Avec plus de 165 professionnels, soit l’équivalent de 100 emplois à temps plein, la filière audiovisuelle et cinématographique calédonienne est particulièrement dynamique, selon une étude réalisée par la Fédération indépendante des producteurs audiovisuels de Nouvelle-Calédonie (Fipa NC) pour le compte de la province Sud. Le secteur a ainsi généré en 2020 un chiffre d’affaires de 1,3 milliard.
Un secteur dynamique mais un marché étroit
L’étude le démontre, la production locale présente tout de même plusieurs fragilités : si le secteur est désormais bien structuré avec 72% des entreprises qui ont plus de dix années d’exercice au compteur, il est par contre peu rémunérateur avec seulement 31% des structures qui réalisent plus de 5 millions de francs de chiffre d’affaires.
Enfin, l’activité est peu diversifiée : la grande majorité des projets sont des documentaires et reportages télévisés, destinés à être diffusés localement. La fiction, hors court-métrage a beaucoup de mal à émerger.
Et si les professionnels du secteur jugent les institutions impliquées, ils n’en regrettent pas moins le fonctionnement du fonds audiovisuel et cinématographique (FAC). “Les commissions d’attribution se réunissent deux fois par an. Or, quand il n’y a pas de gouvernement, elles ne se réunissent pas. Cette situation de blocage, on l’a déjà vécu par deux fois, rappelle Catherine Marconnet, la présidente de la FIPA NC. Il faudrait changer le fonctionnement”. Une question qui devrait être évoquée cet après-midi lors d’une rencontre entre les associations de professionnels et le membre du gouvernement en charge du secteur, Yohann Lecourieux. L’aide du FAC est en effet indispensable à l’aboutissement d’une grande majorité des projets : sur la période 2017-2021, 208 projets ont été soutenus sur les 296 dossiers présentés, pour un total de 661 millions de francs.
Faire vivre la fiction locale et attirer les productions internationales
Côté fiction, la production locale est stimulée notamment par le festival du film de La Foa, mais si les clips et courts-métrages calédoniens arrivent à boucler leurs budgets, la situation est bien différente en ce qui concerne les long-métrages, dont les coûts de réalisation sont très importants.
Pour Terence Chevrin, président de l'Association calédonienne des producteurs de fiction, "le cinéma, c’est un mélange de produit culturel et d’industrie, donc évidemment on est pas éligible au mécénat, mais on fait un produit culturel. Donc pour nous ça c’est quelque-chose à travailler, que les investissements privés puissent être faisables, à travers de la défiscalisation, du crédit d'impôt. Par ailleurs, on est des petites structures et on doit investir dans du matériel qui coûte très cher donc peut-être pensé à des exonérations de taxes à l’importation, etc. Il y a aussi encore beaucoup de réseaux à tisser pour créer des passerelles dans la zone Asie-Pacifique et vendre nos films déjà dans cette zone avant peut-être la Métropole, qui nous connaît moins finalement. Et ça, il faut que ce soit une envie pays, ce n’est pas nous les petites structures qui pouvons le faire."

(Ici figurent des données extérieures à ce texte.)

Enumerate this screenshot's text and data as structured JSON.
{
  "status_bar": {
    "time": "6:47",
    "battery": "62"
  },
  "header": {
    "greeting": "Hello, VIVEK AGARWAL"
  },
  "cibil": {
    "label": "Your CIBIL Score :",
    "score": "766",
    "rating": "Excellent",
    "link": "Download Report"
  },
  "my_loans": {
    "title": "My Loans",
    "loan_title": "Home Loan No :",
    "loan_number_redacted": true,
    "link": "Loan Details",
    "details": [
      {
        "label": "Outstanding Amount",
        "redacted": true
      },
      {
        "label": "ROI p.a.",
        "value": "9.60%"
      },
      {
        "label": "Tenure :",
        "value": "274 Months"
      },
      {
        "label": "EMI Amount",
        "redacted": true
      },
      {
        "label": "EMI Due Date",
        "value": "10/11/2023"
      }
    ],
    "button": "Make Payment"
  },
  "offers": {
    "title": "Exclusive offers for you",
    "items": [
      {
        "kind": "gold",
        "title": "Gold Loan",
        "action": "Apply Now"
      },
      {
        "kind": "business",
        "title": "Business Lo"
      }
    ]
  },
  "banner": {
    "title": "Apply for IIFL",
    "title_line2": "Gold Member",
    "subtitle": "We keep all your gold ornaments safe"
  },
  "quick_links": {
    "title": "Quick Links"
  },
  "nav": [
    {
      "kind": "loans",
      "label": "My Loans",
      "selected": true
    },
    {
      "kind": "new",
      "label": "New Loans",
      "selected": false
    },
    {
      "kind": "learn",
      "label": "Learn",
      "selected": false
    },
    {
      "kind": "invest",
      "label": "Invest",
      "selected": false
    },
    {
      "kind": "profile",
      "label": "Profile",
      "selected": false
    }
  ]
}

La venue de productions internationales permettrait également de générer de l'activité pour les entreprises locales, estiment les professionnels. "Ce qu’il faudrait, c’est faire un peu plus de séduction auprès des productions internationales pour qu’elles puissent venir tourner en Calédonie, souligne Terence Chevrin. Mais là encore pour ça, il faut qu’il y ait une volonté pays pour que la Calédonie devienne une terre de tournage attractive, pour compenser les coûts liés à la distance ou à l’hébergement, etc. Donc aujourd’hui, c’est sur ces aspects-là qu’il faut qu’on travaille."
"Il faut qu’il y ait une volonté pays pour que la Calédonie devienne une terre de tournage attractive."
Terence Chevrin
Un point de vue partagé par Catherine Marconnet : “On a les professionnels et des sites exceptionnels, Mais aujourd’hui, on n’arrive pas à attirer les productions extérieures, contrairement à nos voisins du Pacifique qui ont des politiques très incitatives”, regrette Catherine Marconnet.
La Polynésie par exemple propose aux productions extérieures s’engageant à dépenser au moins 30 millions de francs sur le territoire un régime fiscal avantageux : exonération de droits de douane, de TVA sur les achats locaux, remboursement des charges sociales sur les salaires locaux, etc.
Un coût pour la collectivité qui serait selon la FIPA compensée par les retombées : 1 franc d'aide publique à la production audiovisuelle génère 3 francs de retombées pour l'économie locale estime-t-elle.